Arguably, the state has given OHA land that already belongs to the Native Hawaiian people, but only the areas that the University of Hawaii, the occupier of the center of the Kakaako peninsula, doesn’t want. In addition to ocean rise, at least part of the area apparently must be remediated before any development can occur. Kind of a fixer-upper that has no long-term future.

Hawaii won’t follow North Carolina’s lead in outlawing climate change. We’re not that stupid. Besides, the state government has found a way to use that questionable coastal land to “settle” a debt.

I suppose it’s necessary to mention, for readers outside of Hawaii, that OHA is a state agency. The state has given the land to itself. The state thinks it has wiped out a debt to Native Hawaiians by giving land to OHA that arguably belongs to Native Hawaiians already, since it is part of the so-called “ceded lands.” So also is the land still reserved for University of Hawaii use, the part smack in middle of the peninsula and not in the tsunami evacuation zone, but that prime land wasn’t included in the “deal.”

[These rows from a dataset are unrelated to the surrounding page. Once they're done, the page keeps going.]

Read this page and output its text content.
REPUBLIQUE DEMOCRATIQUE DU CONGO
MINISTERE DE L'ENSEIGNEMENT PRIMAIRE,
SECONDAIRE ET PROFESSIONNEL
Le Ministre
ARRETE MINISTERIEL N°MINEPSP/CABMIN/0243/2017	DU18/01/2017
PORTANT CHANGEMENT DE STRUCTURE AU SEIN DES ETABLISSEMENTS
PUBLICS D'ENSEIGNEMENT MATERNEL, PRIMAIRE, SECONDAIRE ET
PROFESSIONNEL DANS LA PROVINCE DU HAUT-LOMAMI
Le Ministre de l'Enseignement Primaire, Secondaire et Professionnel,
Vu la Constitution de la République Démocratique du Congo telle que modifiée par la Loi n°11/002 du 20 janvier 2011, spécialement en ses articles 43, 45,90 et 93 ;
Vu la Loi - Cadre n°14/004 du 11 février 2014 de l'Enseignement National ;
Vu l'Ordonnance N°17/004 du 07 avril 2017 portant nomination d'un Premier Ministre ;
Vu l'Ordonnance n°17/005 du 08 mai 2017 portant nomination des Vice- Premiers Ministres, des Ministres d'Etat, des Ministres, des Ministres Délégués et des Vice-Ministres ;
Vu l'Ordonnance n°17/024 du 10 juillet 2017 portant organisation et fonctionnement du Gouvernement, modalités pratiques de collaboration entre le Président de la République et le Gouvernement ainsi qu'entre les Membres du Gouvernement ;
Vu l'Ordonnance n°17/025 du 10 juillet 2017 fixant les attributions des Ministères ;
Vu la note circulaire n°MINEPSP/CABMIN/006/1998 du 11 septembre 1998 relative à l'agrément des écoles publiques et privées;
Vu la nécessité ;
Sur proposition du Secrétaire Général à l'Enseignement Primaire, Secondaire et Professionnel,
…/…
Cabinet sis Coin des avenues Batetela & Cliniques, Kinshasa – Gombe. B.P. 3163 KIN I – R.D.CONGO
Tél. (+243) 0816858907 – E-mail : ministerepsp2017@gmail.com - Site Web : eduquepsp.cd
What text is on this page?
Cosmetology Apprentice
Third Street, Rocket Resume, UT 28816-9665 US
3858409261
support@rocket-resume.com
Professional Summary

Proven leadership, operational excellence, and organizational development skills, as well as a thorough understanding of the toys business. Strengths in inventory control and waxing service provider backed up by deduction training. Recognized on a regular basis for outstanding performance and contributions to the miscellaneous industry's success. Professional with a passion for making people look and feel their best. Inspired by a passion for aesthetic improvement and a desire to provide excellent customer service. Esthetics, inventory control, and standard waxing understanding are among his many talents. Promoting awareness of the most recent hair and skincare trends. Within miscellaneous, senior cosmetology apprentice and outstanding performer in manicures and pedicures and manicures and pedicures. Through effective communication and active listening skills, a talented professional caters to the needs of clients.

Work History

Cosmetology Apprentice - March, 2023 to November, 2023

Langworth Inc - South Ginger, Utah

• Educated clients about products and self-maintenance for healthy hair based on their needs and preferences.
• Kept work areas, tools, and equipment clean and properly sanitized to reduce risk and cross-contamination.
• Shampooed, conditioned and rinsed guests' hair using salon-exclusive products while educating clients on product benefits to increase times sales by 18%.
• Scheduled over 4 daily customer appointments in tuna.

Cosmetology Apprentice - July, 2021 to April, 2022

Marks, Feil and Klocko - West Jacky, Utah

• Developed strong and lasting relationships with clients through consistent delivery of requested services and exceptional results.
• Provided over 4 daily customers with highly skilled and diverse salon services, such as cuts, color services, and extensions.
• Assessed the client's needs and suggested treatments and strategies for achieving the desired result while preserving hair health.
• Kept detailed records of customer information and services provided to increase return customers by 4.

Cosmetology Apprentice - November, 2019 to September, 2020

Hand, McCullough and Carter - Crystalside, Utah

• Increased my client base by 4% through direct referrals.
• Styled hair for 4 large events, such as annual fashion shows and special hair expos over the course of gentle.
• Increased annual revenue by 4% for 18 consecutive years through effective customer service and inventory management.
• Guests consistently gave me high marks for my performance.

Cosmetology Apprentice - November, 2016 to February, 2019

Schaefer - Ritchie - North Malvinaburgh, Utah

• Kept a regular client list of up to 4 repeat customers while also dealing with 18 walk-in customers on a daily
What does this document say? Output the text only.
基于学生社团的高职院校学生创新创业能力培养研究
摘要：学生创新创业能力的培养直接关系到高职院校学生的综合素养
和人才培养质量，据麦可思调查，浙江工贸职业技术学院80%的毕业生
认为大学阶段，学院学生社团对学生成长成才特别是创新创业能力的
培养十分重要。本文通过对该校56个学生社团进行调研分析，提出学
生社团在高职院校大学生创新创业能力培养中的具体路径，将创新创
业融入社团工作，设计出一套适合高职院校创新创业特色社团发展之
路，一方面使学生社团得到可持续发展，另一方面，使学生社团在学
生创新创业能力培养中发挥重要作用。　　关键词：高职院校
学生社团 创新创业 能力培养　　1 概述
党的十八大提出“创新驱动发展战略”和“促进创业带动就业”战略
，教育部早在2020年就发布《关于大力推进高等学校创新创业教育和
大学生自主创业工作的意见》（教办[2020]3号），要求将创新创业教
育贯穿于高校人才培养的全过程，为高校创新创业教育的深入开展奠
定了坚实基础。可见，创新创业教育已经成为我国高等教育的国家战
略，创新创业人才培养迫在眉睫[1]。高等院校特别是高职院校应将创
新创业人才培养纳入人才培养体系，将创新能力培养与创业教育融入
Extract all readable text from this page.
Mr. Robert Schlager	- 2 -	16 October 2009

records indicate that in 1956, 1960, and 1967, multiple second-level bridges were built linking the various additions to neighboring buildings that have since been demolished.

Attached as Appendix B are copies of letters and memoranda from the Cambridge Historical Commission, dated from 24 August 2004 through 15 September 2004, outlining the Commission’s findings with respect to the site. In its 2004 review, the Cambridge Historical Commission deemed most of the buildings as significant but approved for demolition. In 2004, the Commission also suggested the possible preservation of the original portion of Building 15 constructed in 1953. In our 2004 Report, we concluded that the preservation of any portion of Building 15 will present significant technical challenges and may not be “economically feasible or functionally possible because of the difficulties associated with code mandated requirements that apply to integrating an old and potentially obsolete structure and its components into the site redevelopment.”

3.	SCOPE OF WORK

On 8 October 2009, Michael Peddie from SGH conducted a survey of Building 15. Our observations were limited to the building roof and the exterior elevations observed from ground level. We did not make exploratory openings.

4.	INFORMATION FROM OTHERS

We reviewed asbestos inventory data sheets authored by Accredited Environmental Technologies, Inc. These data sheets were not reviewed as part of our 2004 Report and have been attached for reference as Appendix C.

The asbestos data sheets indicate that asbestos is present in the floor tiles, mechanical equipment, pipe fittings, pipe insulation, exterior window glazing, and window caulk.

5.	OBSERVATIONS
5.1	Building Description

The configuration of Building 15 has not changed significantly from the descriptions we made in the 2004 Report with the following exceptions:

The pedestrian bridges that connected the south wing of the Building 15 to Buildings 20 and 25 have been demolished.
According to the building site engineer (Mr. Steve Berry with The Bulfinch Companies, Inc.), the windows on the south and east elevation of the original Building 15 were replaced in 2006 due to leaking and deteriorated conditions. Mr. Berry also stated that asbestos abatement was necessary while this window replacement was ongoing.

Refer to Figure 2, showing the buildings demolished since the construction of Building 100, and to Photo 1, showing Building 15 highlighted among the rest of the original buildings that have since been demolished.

So North Carolina may be “stupid,” but Hawaii is just too clever.



Comments:

Wow! Larry! Very thought-provoking. And now that I think about it, you're the only writer I've seen talking about the liklihood that the new OHA lands are in the inundation zones...
 


Yeah, I kind of took advantage of the North Carolina news to shoehorn the OHA stuff in again. You're right. People are not getting terribly excited about it.